Strange lights appearing out of the poison cloud. Victor counted; he breathed; he forgot to count, he started over again. His body didn’t belong to him. It belonged to the gas and the gas wasn’t a gas. It was a drug. Divested of its context, seen without its surroundings, the massive tear gas cloud appeared almost innocent. Something neutral and harmless which didn’t care one way or the other about your purpose like a low cloud humming along the ground on a misty day, wetting the grass, your socks, your pants with damp drops of dew.
But then it touched your face and your skin began to sizzle.
Do they add something to the gas, Victor wanted to know, to make you paranoid, a chemical to induce panic when inhaled, wherever it is manufactured, the underground labs of Virginia military, maybe that is where it was conceived, but no, this was concocted where? A little lab with glass and bright light, titer and teacher and trickle, a little lab and the green lawns and what did they do on college campuses in the heady 1960s? They protested and burned and organized and wept while inside the brown brick buildings on a glorious sunny day a nice professor with a beard and a salary sufficient to pay for a duplex for his loving wife and pretty kids perfected CS gas, originally discovered in the 1920s, sure, but perfected to drop on the North Vietnamese. But is that what he thought about? No, it was an academic exercise divested of meaning or consequence because what he makes is what he makes and he focuses on the task and not where it will land in the world. He pays little or no thought to what his work will do once loosed into the great brown-yellow elsewhere. Why care about something he can’t control? Why care about something he maybe suspects will only bring troubling thoughts, bad sleep, an irreconcilable dilemma. My family for a North Vietnamese family? Does this make any sense? Is this a real dilemma? Of course I answer no. Of course I know somewhere in the back of my brain that what I use my intelligence and talent and training to perfect then travels a long path through the world that ends in choking searing pain for human beings halfway across the planet, daughters and mothers and sons and dads. I perfected this. But it is my work to perfect it, not to produce it.

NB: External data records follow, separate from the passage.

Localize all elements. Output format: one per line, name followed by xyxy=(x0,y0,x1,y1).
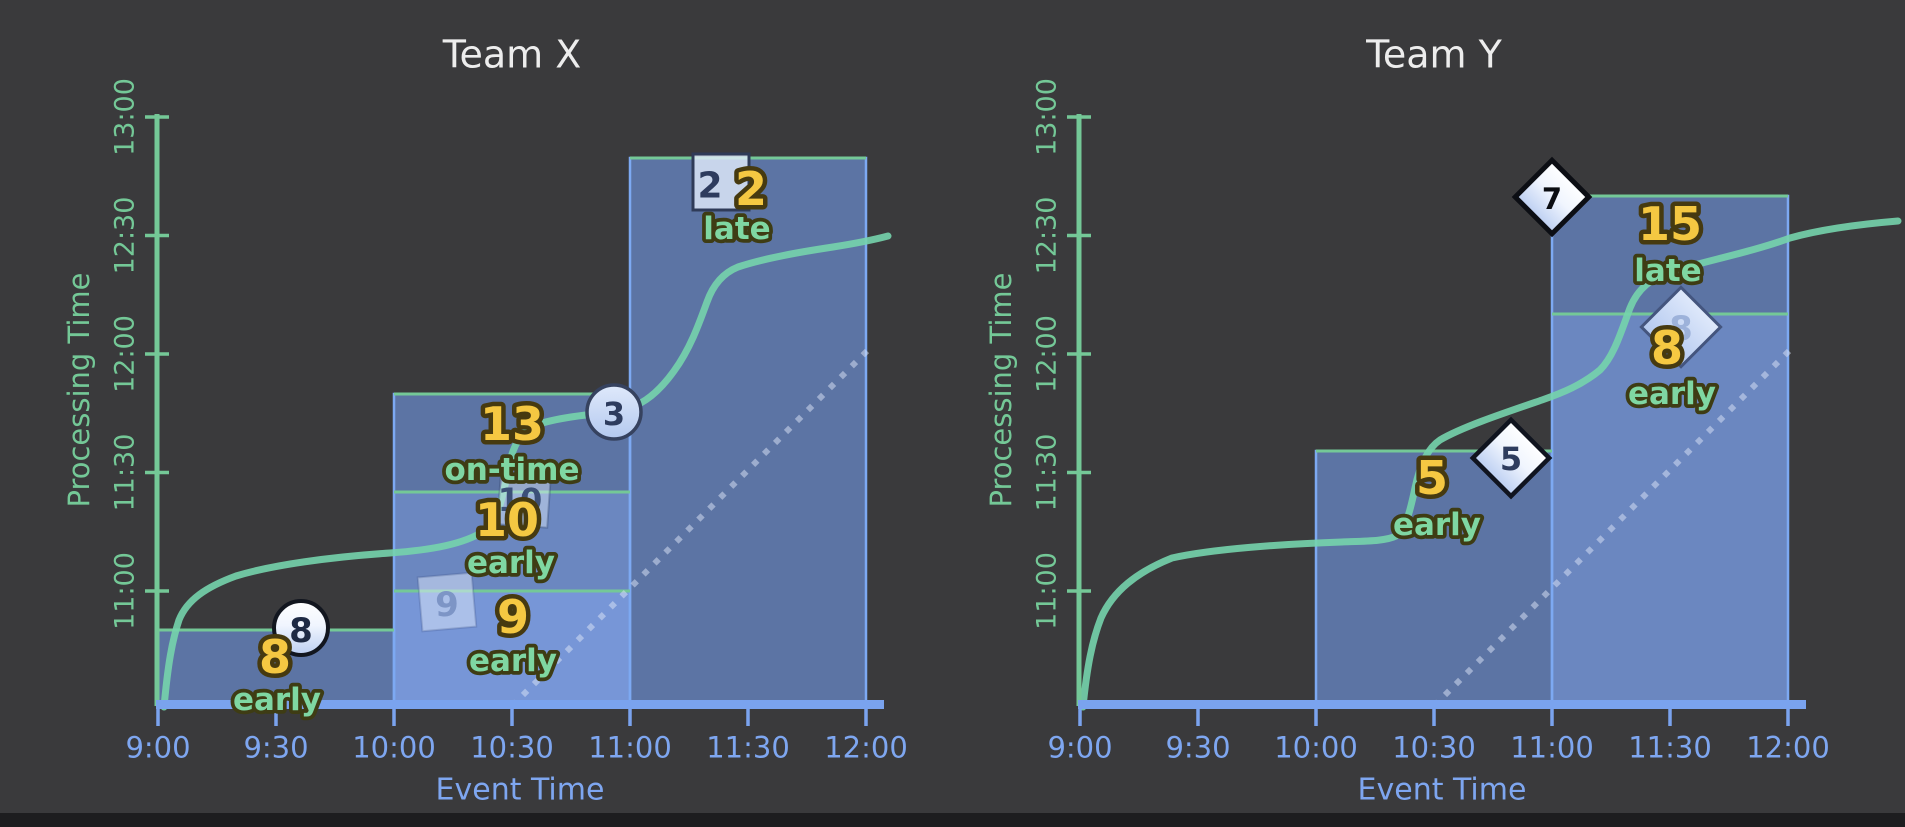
y-tick-label: 12:00 xyxy=(109,315,140,393)
marker-square-9-shape xyxy=(416,571,478,633)
x-tick-label: 11:30 xyxy=(1628,730,1712,764)
y-tick-label: 11:30 xyxy=(109,434,140,512)
marker-square-2 xyxy=(691,152,751,212)
pane-10-early xyxy=(394,492,630,591)
x-tick-label: 10:30 xyxy=(1392,730,1476,764)
y-tick-label: 13:00 xyxy=(109,78,140,156)
ideal-dotted-line xyxy=(509,345,873,709)
x-tick-label: 11:00 xyxy=(588,730,672,764)
marker-square-9-digit: 9 xyxy=(435,585,459,625)
marker-diamond-7-shape xyxy=(1511,156,1593,238)
annotation-count-15: 15 xyxy=(1638,197,1702,251)
x-tick-label: 12:00 xyxy=(1746,730,1830,764)
annotation-status-5: early xyxy=(1393,507,1481,543)
annotation-count-9: 9 xyxy=(497,590,529,644)
team-x-chart: 11:00 11:30 12:00 12:30 13:00 Processing… xyxy=(62,32,908,807)
team-x-title: Team X xyxy=(442,32,582,76)
annotation-count-10: 10 xyxy=(475,493,539,547)
annotation-status-8: early xyxy=(233,682,321,718)
ideal-dotted-line xyxy=(1431,343,1797,709)
x-axis-line xyxy=(156,700,884,709)
y-tick-label: 12:30 xyxy=(109,197,140,275)
marker-diamond-5-shape xyxy=(1469,416,1553,500)
y-tick-label: 12:30 xyxy=(1031,197,1062,275)
marker-square-10-digit: 10 xyxy=(498,481,543,519)
y-tick-label: 12:00 xyxy=(1031,315,1062,393)
marker-diamond-8-shape xyxy=(1639,285,1723,369)
annotation-count-8y: 8 xyxy=(1651,321,1683,375)
marker-square-2-shape xyxy=(691,152,751,212)
annotation-status-13: on-time xyxy=(444,452,579,488)
bottom-strip xyxy=(0,813,1905,827)
x-tick-label: 9:00 xyxy=(125,730,190,764)
annotation-status-8y: early xyxy=(1628,376,1716,412)
annotation-status-10: early xyxy=(467,545,555,581)
team-y-chart: 11:00 11:30 12:00 12:30 13:00 Processing… xyxy=(984,32,1902,808)
y-axis-ticks xyxy=(145,115,169,593)
marker-diamond-7 xyxy=(1511,156,1593,238)
marker-circle-13 xyxy=(585,383,643,441)
y-tick-label: 11:00 xyxy=(109,552,140,630)
x-tick-label: 9:30 xyxy=(243,730,308,764)
marker-square-10 xyxy=(496,473,552,529)
annotation-status-9: early xyxy=(469,643,557,679)
x-axis-line xyxy=(1078,700,1806,709)
marker-square-10-shape xyxy=(496,473,552,529)
annotation-status-15: late xyxy=(1634,253,1701,289)
y-axis-label: Processing Time xyxy=(62,272,96,507)
annotation-count-5: 5 xyxy=(1416,451,1448,505)
x-axis-label: Event Time xyxy=(1358,773,1527,808)
marker-diamond-7-digit: 7 xyxy=(1542,182,1562,216)
watermark-curve xyxy=(160,232,892,711)
marker-diamond-5-digit: 5 xyxy=(1500,440,1522,478)
annotation-count-8: 8 xyxy=(259,630,291,684)
y-tick-label: 11:30 xyxy=(1031,434,1062,512)
y-axis-label: Processing Time xyxy=(984,272,1018,507)
x-axis-ticks xyxy=(1078,703,1790,726)
annotation-count-13: 13 xyxy=(480,397,544,451)
x-tick-label: 11:00 xyxy=(1510,730,1594,764)
marker-circle-8 xyxy=(272,599,330,657)
marker-diamond-8 xyxy=(1639,285,1723,369)
x-axis-label: Event Time xyxy=(436,773,605,808)
marker-circle-13-digit: 3 xyxy=(603,395,625,433)
x-tick-label: 9:30 xyxy=(1165,730,1230,764)
x-tick-label: 9:00 xyxy=(1047,730,1112,764)
x-tick-label: 11:30 xyxy=(706,730,790,764)
annotation-count-2: 2 xyxy=(735,162,767,216)
y-tick-label: 13:00 xyxy=(1031,78,1062,156)
x-axis-ticks xyxy=(156,703,868,726)
marker-diamond-5 xyxy=(1469,416,1553,500)
x-tick-label: 10:00 xyxy=(1274,730,1358,764)
y-axis-ticks xyxy=(1067,115,1091,593)
y-tick-label: 11:00 xyxy=(1031,552,1062,630)
annotation-status-2: late xyxy=(703,211,770,247)
marker-circle-8-digit: 8 xyxy=(289,611,313,651)
watermark-curve xyxy=(1079,217,1902,711)
marker-diamond-8-digit: 8 xyxy=(1669,309,1693,349)
x-tick-label: 10:30 xyxy=(470,730,554,764)
x-tick-label: 10:00 xyxy=(352,730,436,764)
x-tick-label: 12:00 xyxy=(824,730,908,764)
marker-square-9 xyxy=(416,571,478,633)
marker-square-2-digit: 2 xyxy=(697,166,722,207)
pane-15-late xyxy=(1552,196,1788,314)
team-y-title: Team Y xyxy=(1365,32,1503,76)
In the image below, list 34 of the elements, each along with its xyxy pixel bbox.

How can we blame him, Victor wanted to know — the nice professor with a beard? He wasn’t the one who dropped it on the North Vietnamese. How can we really blame the pilot that piloted the plane, or the navigator, or the bombardier. They didn’t make the war. Blame the politicians who sent us in? Why bother? They are the most alienated of all, their work to make decisions for millions of people who are known to them only as polling statistics, a crowd of faces come election time, a map of Vietnam come killing time, a cluster of red dots which represents something which must be destroyed. They have the most difficult job of all — to somehow connect that splash of red to the human life it somehow denotes. An awfully tall order to imbue the mindless statistic with the humanity it represents, the village, the rice, the longing for life, the familiar worried glance to the sky to see if rain is coming and it is not rain or cloud that you find there but American B-52s in formation. The terror and the strangeness of this alien bug blotting your sky and causing your children to cry in fear, your chickens to run in fear, but where will they go, back and forth in their pen, and the pigs to scream in fear, and the humans to run in fear, but where will they go, nowhere to go, of course, to escape the destruction that is coming, unless they mean to escape the confines of being Vietnamese. The bombs falling are their ticket to refugee status, the sucking engine whine the signal of their exile from the world where grass is grass and a bird in a tree something to love without thought because it means home.